Migraine headache pain is one of the most intense types of pain a person can experience. Migraines may have multiple causes as well. Food allergies — such as allergies to wheat and gluten, hormonal fluctuations, and even bright light can trigger a migraine headache for some. If you suffer from chronic migraines, you might want to keep a food diary to track what you’re eating on a daily basis to see if you can pinpoint the culprit. If you discover you often get a migraine after eating a specific food, try eliminating that food from your diet to see if your headaches improve. Another common cause of migraine headaches is hormonal imbalances. If you are a female of any age, and you experience migraines, you may want to have your hormone levels checked by a physician to see if you need to have your levels of estrogen and progesterone adjusted.
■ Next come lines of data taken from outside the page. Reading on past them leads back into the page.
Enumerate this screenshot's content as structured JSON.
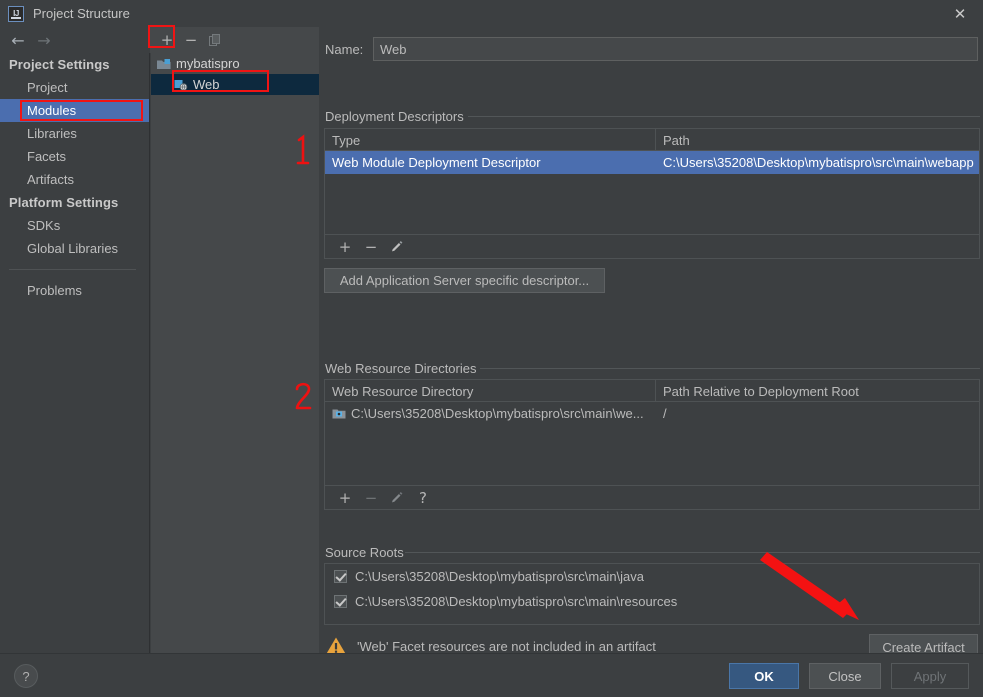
{
  "window": {
    "title": "Project Structure",
    "app_icon": "intellij-idea-logo",
    "close_label": "✕"
  },
  "nav": {
    "back_icon": "←",
    "forward_icon": "→"
  },
  "tree_toolbar": {
    "add_label": "+",
    "remove_label": "−",
    "copy_icon": "copy-icon"
  },
  "sidebar": {
    "groups": [
      {
        "title": "Project Settings"
      },
      {
        "title": "Platform Settings"
      }
    ],
    "items": [
      {
        "label": "Project",
        "selected": false
      },
      {
        "label": "Modules",
        "selected": true
      },
      {
        "label": "Libraries",
        "selected": false
      },
      {
        "label": "Facets",
        "selected": false
      },
      {
        "label": "Artifacts",
        "selected": false
      },
      {
        "label": "SDKs",
        "selected": false
      },
      {
        "label": "Global Libraries",
        "selected": false
      },
      {
        "label": "Problems",
        "selected": false
      }
    ]
  },
  "tree": {
    "nodes": [
      {
        "label": "mybatispro",
        "icon": "module-icon",
        "selected": false
      },
      {
        "label": "Web",
        "icon": "web-facet-icon",
        "selected": true
      }
    ]
  },
  "name_field": {
    "label": "Name:",
    "value": "Web",
    "placeholder": ""
  },
  "deployment_descriptors": {
    "section_title": "Deployment Descriptors",
    "columns": [
      "Type",
      "Path"
    ],
    "rows": [
      {
        "type": "Web Module Deployment Descriptor",
        "path": "C:\\Users\\35208\\Desktop\\mybatispro\\src\\main\\webapp",
        "selected": true
      }
    ],
    "toolbar": {
      "add": "+",
      "remove": "−",
      "edit": "edit-pencil-icon"
    },
    "add_server_descriptor_label": "Add Application Server specific descriptor..."
  },
  "web_resource_directories": {
    "section_title": "Web Resource Directories",
    "columns": [
      "Web Resource Directory",
      "Path Relative to Deployment Root"
    ],
    "rows": [
      {
        "directory": "C:\\Users\\35208\\Desktop\\mybatispro\\src\\main\\we...",
        "relative_path": "/"
      }
    ],
    "toolbar": {
      "add": "+",
      "remove": "−",
      "edit": "edit-pencil-icon",
      "help": "?"
    }
  },
  "source_roots": {
    "section_title": "Source Roots",
    "items": [
      {
        "path": "C:\\Users\\35208\\Desktop\\mybatispro\\src\\main\\java",
        "checked": true
      },
      {
        "path": "C:\\Users\\35208\\Desktop\\mybatispro\\src\\main\\resources",
        "checked": true
      }
    ]
  },
  "warning": {
    "icon": "warning-triangle-icon",
    "message": "'Web' Facet resources are not included in an artifact",
    "action_label": "Create Artifact"
  },
  "footer": {
    "help_label": "?",
    "ok_label": "OK",
    "close_label": "Close",
    "apply_label": "Apply"
  },
  "annotations": {
    "marker_1": "1",
    "marker_2": "2",
    "arrow": "red-arrow-pointing-to-create-artifact"
  },
  "colors": {
    "background": "#3c3f41",
    "panel": "#45484a",
    "selection_blue": "#4b6eaf",
    "tree_selection": "#0d293e",
    "primary_button": "#365880",
    "annotation_red": "#f01414",
    "warning_yellow": "#e8a33d"
  }
}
Cervicogenic headaches are headaches that originate in your neck. A problem with the bones in your neck or “cervical spine” and surrounding muscles can cause headaches for some. People who suffer from these types of headaches will often complain of having neck pain with a decreased range of motion when turning their head from side to side. Cervicogenic headaches can stem from previous injuries to the spine such as whiplash, or from prolonged flexion of the neck muscles (looking down), and from sleeping on a pillow that is not the right size for your neck. Massage and chiropractic care can help release tense neck muscles and realign the cervical vertebrae to help prevent these types of headaches.
If you are having headache pain, especially pain that is chronic or is getting worse, you need to find out the cause of your pain so that you can alleviate it. Taking pain relievers may help in the short term, but finding and fixing the cause of your headaches is the best solution for long term relief.